May 5, 2013: Getting Cultured

Garrett and Mark interpreting the sculptures
Today was the last day of our adventure (tomorrow is considered a travel day for me). We started our day sharing faith. I found a nearby Christian church. The irony was that after spending two days commenting on the large (humongous) sizes of the Texas churches, this one was small. A good fit for us and a great message.

I was given free reign on choice of our afternoon activities. I choose the Art District. The ever-planner, Garrett, wanted specifics on what we would be doing. I wanted to wing it. Given the amount of time consumed looking for parking and a lunch restaurant, some planning would have provided benefit. I will give Garrett that one. For future reference, the Art District spans nineteen city blocks.

We ultimately choose to park at the Dallas Museum of Art. Our first stop was across the street at the Nasher Sculpture Center. After a rough start (passing Jason's Deli and Chipotle in route), a hungry Garrett was happy with our lunch dining choice of Wolfgang Puck's inside the Sculpture Center. We enjoyed dining outside and conversed on the strange looking sculptures awaiting us. What exactly were they?

As we followed our guided tour maps and read the descriptions, we felt a bit out of our element. The group of headless copper-cast people were to give the mob feel. The "blob" of iron...represents the industrial revolution. Of course. As we toured the entire facility and went on to the art museum, it was clear to me the differences in our three personalities and how our eyes saw things differently.

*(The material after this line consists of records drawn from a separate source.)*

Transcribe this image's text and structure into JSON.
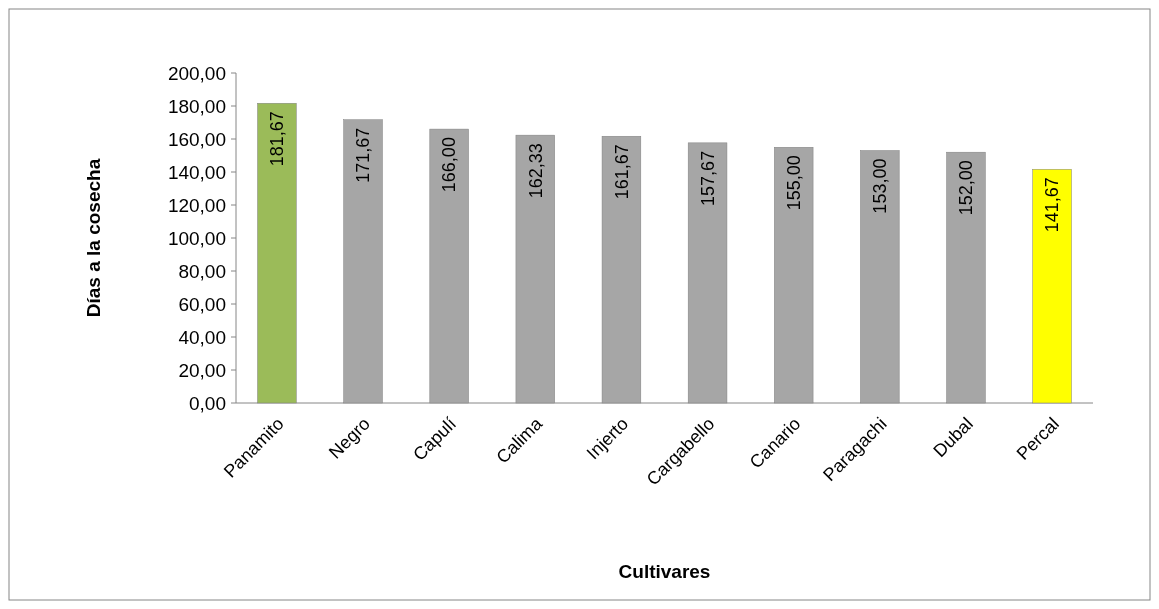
{
  "chart_data": {
    "type": "bar",
    "xlabel": "Cultivares",
    "ylabel": "Días a la cosecha",
    "categories": [
      "Panamito",
      "Negro",
      "Capulí",
      "Calima",
      "Injerto",
      "Cargabello",
      "Canario",
      "Paragachi",
      "Dubal",
      "Percal"
    ],
    "values": [
      181.67,
      171.67,
      166.0,
      162.33,
      161.67,
      157.67,
      155.0,
      153.0,
      152.0,
      141.67
    ],
    "colors": [
      "#9bbb59",
      "#a6a6a6",
      "#a6a6a6",
      "#a6a6a6",
      "#a6a6a6",
      "#a6a6a6",
      "#a6a6a6",
      "#a6a6a6",
      "#a6a6a6",
      "#ffff00"
    ],
    "value_labels": [
      "181,67",
      "171,67",
      "166,00",
      "162,33",
      "161,67",
      "157,67",
      "155,00",
      "153,00",
      "152,00",
      "141,67"
    ],
    "ylim": [
      0,
      200
    ],
    "yticks": [
      {
        "value": 0,
        "label": "0,00"
      },
      {
        "value": 20,
        "label": "20,00"
      },
      {
        "value": 40,
        "label": "40,00"
      },
      {
        "value": 60,
        "label": "60,00"
      },
      {
        "value": 80,
        "label": "80,00"
      },
      {
        "value": 100,
        "label": "100,00"
      },
      {
        "value": 120,
        "label": "120,00"
      },
      {
        "value": 140,
        "label": "140,00"
      },
      {
        "value": 160,
        "label": "160,00"
      },
      {
        "value": 180,
        "label": "180,00"
      },
      {
        "value": 200,
        "label": "200,00"
      }
    ],
    "grid": false
  }
}
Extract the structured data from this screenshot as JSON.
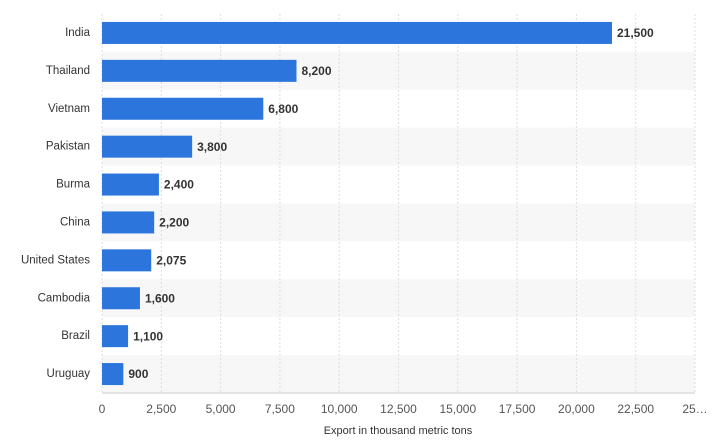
{
  "chart_data": {
    "type": "bar",
    "orientation": "horizontal",
    "categories": [
      "India",
      "Thailand",
      "Vietnam",
      "Pakistan",
      "Burma",
      "China",
      "United States",
      "Cambodia",
      "Brazil",
      "Uruguay"
    ],
    "values": [
      21500,
      8200,
      6800,
      3800,
      2400,
      2200,
      2075,
      1600,
      1100,
      900
    ],
    "value_labels": [
      "21,500",
      "8,200",
      "6,800",
      "3,800",
      "2,400",
      "2,200",
      "2,075",
      "1,600",
      "1,100",
      "900"
    ],
    "color": "#2b75dc",
    "xlabel": "Export in thousand metric tons",
    "xlim": [
      0,
      25000
    ],
    "xticks": [
      0,
      {
        "value": 2500,
        "label": "2,500"
      },
      {
        "value": 5000,
        "label": "5,000"
      },
      {
        "value": 7500,
        "label": "7,500"
      },
      {
        "value": 10000,
        "label": "10,000"
      },
      {
        "value": 12500,
        "label": "12,500"
      },
      {
        "value": 15000,
        "label": "15,000"
      },
      {
        "value": 17500,
        "label": "17,500"
      },
      {
        "value": 20000,
        "label": "20,000"
      },
      {
        "value": 22500,
        "label": "22,500"
      },
      {
        "value": 25000,
        "label": "25…"
      }
    ],
    "grid": true
  }
}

Mark is the craftsman. With every piece of art, particularly the sculptures and the art decor pieces, he admired the products used and the work that went into them. He would look for details that Garrett and I didn't see and would explain the effort necessary to obtain the affect achieved. I saw a saying in the art museum "a craftsman works for the final product, but an artist works with no end product in mind".

I have an strong artistic side, but am not a full-fledged artist. I don't look at the world as a craftsman, although I appreciated Mark's feedback on the workmanship. I admired and enjoyed most of the pieces on exhibit, but was equally confused on many; especially the contemporary. I find myself drawn to pieces of history and art work with a human element and the telling of a story.

Garrett is an engineer and technician. He was pretty much unimpressed and confused with much of the sculpture and some of the art; especially the contemporary. His common comment to me was "are you culturing me yet?" I wish I was a better guide, but mostly read off of the pamphlets handed to me.

I asked Garrett and Mark at the end if they enjoyed our afternoon of culture. Mark stayed silent. Garrett answered, "I appreciate you culturing me. But only once a year." Yes, Garrett, the annual coupon has been used.